If you are hoping to get a true matt finish from your clearcoat via wet sanding or Mirka pads etc it aint going to happen, you will always have a base that has a shine incorporated in it....the matt look is achieved by using a matting agent in the clearcoat which controls the amount of shine/gloss released by the clear itself....if you use a dedicated matting paste with a grey scotchbrite pad it will matt the surface but its never going to look anything like a true matt finish with standard clearcoat....

Russ


----------



## kdh (Nov 6, 2011)

Thanks Russ, would an aerosol matt lacquer get the effect I want do you think or would that shine keep coming through?


----------



## ginge7289 (Feb 21, 2011)

You could use a matt lacquer, but it will have to bond to your existing paint which would be done by making the paint underneath rough so it has something to grip to. However you will not be able to remove it. If you did not rough up the existing paint then you will find that the new paint will start to peel off over a short period of time. You will also not get the coats even and IMHO it will look horrible. A wrap will cost in the region of £400 - £600 roughly. I don't see why you want to decrease the re sale price of your car by continuing with what you are doing.


----------



## kdh (Nov 6, 2011)

Thanks. Have wrapping costs come down recently? Best quote I got for a BMW 3-series Touring was £1400 plus vat from Racoon.


----------



## JJ_ (Oct 26, 2005)

I'd buy a rattle can from halfords and make sure it's matt. Plus if you want a better effect make sure you spray it outside under a tree to get a nice texture to the matt clear coat.


----------



## kdh (Nov 6, 2011)

Which Halfords? 


Or will any branch do.


----------



## wookey (Jul 13, 2007)

I think rattle cans of matte lacquer will end in disaster personally.


----------



## JJ_ (Oct 26, 2005)

Sorry mate I was pullin your leg. This is an epic thread


----------



## Nanoman (Jan 17, 2009)

JJ_ said:


> This is an epic thread


I agree.


----------



## ITHAQVA (Feb 20, 2011)

JJ_ said:


> I'd buy a rattle can from halfords and make sure it's matt. Plus if you want a better effect make sure you spray it outside under a tree to get a nice texture to the matt clear coat.





JJ_ said:


> Sorry mate I was pullin your leg. This is an epic thread


:lol::lol::lol::lol::lol: PSML!!!!!!!!!!!!!!


----------



## kdh (Nov 6, 2011)

Update:
Not sure if I can carry on the thread in this section as I'm veering off into another technique. I've posted also in the wax and polish section.

WAX

This afternoon after restoring the rear wing of my silver BMW back to factory 'shiny', I applied a thick coat of Original Simoniz Wax (in the yellow tin) with a sponge and just left it. I thought I had cracked the problem as it dried with a matt effect but the problem was, still slightly streaky. But getting there!

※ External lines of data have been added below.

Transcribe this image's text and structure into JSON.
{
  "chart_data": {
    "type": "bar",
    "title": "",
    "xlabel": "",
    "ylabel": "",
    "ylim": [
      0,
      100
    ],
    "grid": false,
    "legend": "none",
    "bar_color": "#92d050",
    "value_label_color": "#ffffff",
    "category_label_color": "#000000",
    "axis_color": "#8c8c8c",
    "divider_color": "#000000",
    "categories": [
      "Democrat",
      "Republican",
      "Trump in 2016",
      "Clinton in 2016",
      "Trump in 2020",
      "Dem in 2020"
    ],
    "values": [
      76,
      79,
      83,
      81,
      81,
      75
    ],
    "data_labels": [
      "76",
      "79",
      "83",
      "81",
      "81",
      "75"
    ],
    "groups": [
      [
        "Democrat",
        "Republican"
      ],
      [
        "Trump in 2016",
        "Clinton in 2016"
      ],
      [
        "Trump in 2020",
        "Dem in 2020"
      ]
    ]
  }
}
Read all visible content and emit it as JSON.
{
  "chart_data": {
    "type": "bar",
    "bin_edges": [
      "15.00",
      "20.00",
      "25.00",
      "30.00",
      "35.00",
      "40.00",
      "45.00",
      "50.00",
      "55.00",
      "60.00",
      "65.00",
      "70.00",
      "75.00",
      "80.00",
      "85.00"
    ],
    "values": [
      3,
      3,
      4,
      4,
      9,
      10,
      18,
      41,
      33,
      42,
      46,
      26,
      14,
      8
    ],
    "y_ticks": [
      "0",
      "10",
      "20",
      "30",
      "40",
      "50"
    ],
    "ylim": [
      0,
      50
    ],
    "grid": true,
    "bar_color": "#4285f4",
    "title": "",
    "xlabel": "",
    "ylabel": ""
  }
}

I then thought of New cars that arrive covered in a dull wax with a nice matt look. Does anyone know what sort of wax they use? Maybe that would do the trick?

This is a new car and I really love this look:


----------



## Damien89 (May 13, 2007)

Their's a type of chemical you can add to the clear coat before painting that when the clear dries it dries in a matt finish.

That is the only way possible except to wrap the car.


----------



## JJ_ (Oct 26, 2005)

Is this called the "rat look" your after ?


----------



## waqasr (Oct 22, 2011)

cant tell...if..serious..

If you are truely are though, theres no way you will get the finish your after by sanding, you will be able to clearly tell its been sanded. Your gonna need matt laquer from halford and even that is going to cost a fair bit as you will need a good few cans.


----------



## squiggs (Oct 19, 2009)

Trying to give the rat look to a silver car by sanding it back ???????

Isn't the rat look is all about a flat colour with a matt finish
Silver isn't flat ... it's reflective, and until you dull the silvers in the paint it will always be reflective, and the only way to dull the silver would be to sand through the clear and into the paint. And then it'll end up flat grey.

So you may as well respray it in grey primer. Simple


----------



## Bero (Mar 9, 2008)

Whatever you do please don't spray it with matte lacquer - that's a sure fire way to wreck the car's resale value. If you can get an acceptable look with with wet sanding (needs to be with DA machine) then use that technique - at least the paint can be polished up before reselling. If you spray with matte lacquer yo will not be able to remove it effectively.


----------



## Lemongrab (Jul 27, 2009)

In my humble opinion:


----------



## jubileebug (Jan 25, 2008)

This is a wind up!


----------



## Mikej857 (Jan 17, 2012)

I just dont understand why anyone would want to do this and anyone with any sense would just wait till they have the avaliable funds and get the car wrapped to at least make it easier to resell.

Flatting and then compounding is just simply removing a layer of the clear coat so the more you do it the more paint your removing so eventually you will burn through and ruin the whole panel.

The normal members want a nice shiny clean car and your asking for info on how to do the opposite!!!!

Someone please tell me this is a wind up


----------



## Bero (Mar 9, 2008)

UncleOrlando said:


> In my humble opinion:


....you took your time to come to that conclusion!


----------